The chromosome 1 BRGC01 included Os01g0132100, encoding for a leucine-rich repeat containing protein. No cloned or mapped blast R genes map within this region; however, an LD block spanning the whole interval (approximately 500 Kbp) contained both BRGC01 and the gene Pit (Fig. 3).
Finally, the investigated region surrounding BRGC11-1 contained 24 genes. Fifteen of them have a known function. Four genes have an annotation correlated with disease resistance: Os11g0644100 (Leucine-rich repeat N-terminal domain containing protein), Os11g0647600 (Plant disease resistance response-related protein) and the two NB-ARC domains containing genes Os11g0648600 and Os11g0649100. Moreover, the associated regions is positionally related with Pikh (and its allelic form Pi54; Sharma et al. 2005).
Validation of BRGC11-1 on chromosome 11 in a biparental segregating population
BRGC11-1 was an MTA providing a high allelic effect (i.e. blast score difference between major and minor allele: 1.59) under growth chamber conditions. To further dissect and validate this region, a biparental F2/F3 segregating population derived from a cross between the resistant accession Salvo (showing the resistant allele G at BRGC11-1) and the susceptible accession Maratelli (showing the susceptible allele T; Additional File 2: Table S1), was used. The disease reactions of Salvo and Maratelli and the 130 F2/F3 lines derived from the cross were subjected to artificial inoculation with a mixture of three blast isolates (IT02, IT03, IT10) under growth chamber conditions. Infection and disease scores were evaluated following the procedures adopted for the GWAS of the 278 accessions. The analysis of variance, calculated using the phenotypic data revealed a highly significant effect of the genotype (P < 0.0001) on the disease incidence, with no significant differences observed between replications (P = 0.38). No trangressive lines (with extreme resistance/susceptibility phenotypes) were observed, suggesting that resistance factors were contributed only by Salvo. The estimated broad sense heritability for resistance within the Salvo x Maratelli population was 92.5%, indicating that the majority of the phenotypic variance was due to genetic effects.
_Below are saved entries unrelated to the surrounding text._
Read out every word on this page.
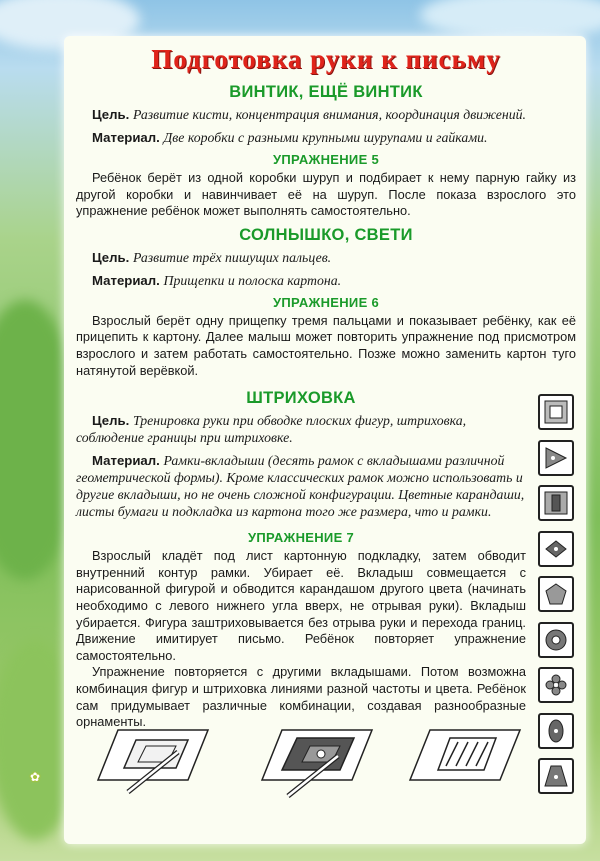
✿
Подготовка руки к письму
ВИНТИК, ЕЩЁ ВИНТИК

Цель. Развитие кисти, концентрация внимания, координация движений.

Материал. Две коробки с разными крупными шурупами и гайками.

УПРАЖНЕНИЕ 5

Ребёнок берёт из одной коробки шуруп и подбирает к нему парную гайку из другой коробки и навинчивает её на шуруп. После показа взрослого это упражнение ребёнок может выполнять самостоятельно.

СОЛНЫШКО, СВЕТИ

Цель. Развитие трёх пишущих пальцев.

Материал. Прищепки и полоска картона.

УПРАЖНЕНИЕ 6

Взрослый берёт одну прищепку тремя пальцами и показывает ребёнку, как её прицепить к картону. Далее малыш может повторить упражнение под присмотром взрослого и затем работать самостоятельно. Позже можно заменить картон туго натянутой верёвкой.

ШТРИХОВКА

Цель. Тренировка руки при обводке плоских фигур, штриховка, соблюдение границы при штриховке.

Материал. Рамки-вкладыши (десять рамок с вкладышами различной геометрической формы). Кроме классических рамок можно использовать и другие вкладыши, но не очень сложной конфигурации. Цветные карандаши, листы бумаги и подкладка из картона того же размера, что и рамки.

УПРАЖНЕНИЕ 7

Взрослый кладёт под лист картонную подкладку, затем обводит внутренний контур рамки. Убирает её. Вкладыш совмещается с нарисованной фигурой и обводится карандашом другого цвета (начинать необходимо с левого нижнего угла вверх, не отрывая руки). Вкладыш убирается. Фигура заштриховывается без отрыва руки и перехода границ. Движение имитирует письмо. Ребёнок повторяет упражнение самостоятельно.

Упражнение повторяется с другими вкладышами. Потом возможна комбинация фигур и штриховка линиями разной частоты и цвета. Ребёнок сам придумывает различные комбинации, создавая разнообразные орнаменты.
A total of 3,724 SNP markers together with 46 SSRs were used to assemble the genetic linkage map. After elimination of the unlinked loci, the genotypic data relating to 1,669 informative marker loci were assembled into 15 linkage groups corresponding to the 12 rice chromosomes (Additional file 8: Table S5A). Two linkage groups were identified for chromosomes 2, 4 and 5. The overall length of the map was 1,798.33 cM with individual chromosome genetic length ranging from 120.2 cM (chromosome 6) to 195.9 (chromosome 11) and average chromosome length of 149.9 cM. The total number of mapped loci per chromosome ranged from 67 (chromosome 8) to 226 (chromosome 1) with an average of 139.1 loci per chromosome. The genome-wide marker density was 1.08 cM/marker, varying from 0.68 cM/marker (chromosome 1) to 2.25 cM/marker (chromosome 8) (Additional file 8: Table S5B).
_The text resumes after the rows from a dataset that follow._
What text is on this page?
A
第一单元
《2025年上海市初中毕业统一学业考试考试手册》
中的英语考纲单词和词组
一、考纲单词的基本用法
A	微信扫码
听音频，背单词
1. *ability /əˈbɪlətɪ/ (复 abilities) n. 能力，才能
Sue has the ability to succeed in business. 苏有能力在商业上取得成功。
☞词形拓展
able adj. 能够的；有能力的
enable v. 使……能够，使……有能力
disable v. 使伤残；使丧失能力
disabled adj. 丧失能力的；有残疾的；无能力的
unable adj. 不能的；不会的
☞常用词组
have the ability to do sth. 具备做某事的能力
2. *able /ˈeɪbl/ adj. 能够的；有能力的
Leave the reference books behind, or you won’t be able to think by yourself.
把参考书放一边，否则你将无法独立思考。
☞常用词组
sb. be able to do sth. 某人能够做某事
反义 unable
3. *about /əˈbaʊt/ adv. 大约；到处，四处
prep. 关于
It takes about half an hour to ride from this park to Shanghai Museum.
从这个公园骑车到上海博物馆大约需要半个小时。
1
The analysis of blast resistance allowed the identification of one highly significant QTL (SxMBRQTL-1) on chromosome 11, with a LOD score of 29.81 and explaining 74% of the phenotypic variation. The QTL peak was identified by the SSR marker RM224 and, based on Darvasi and Soller (1997), the confidence interval covered a region of 5.85 cM, from S11_25478006 to S11_26583984. The negative value of the additive effect suggests that the resistance allele at this locus was derived from Salvo (Additional file 8: Table S5C). The region defined by this QTL overlapped with the peak marker of BRGC11-1 (S11_25555354, 25,555,354 bp), and partially overlapped with regions defined by BRGC11-2 (26,482,681 − 28,167,315 bp) and BRF11-1 (26,482,681 − 27,672,972 bp).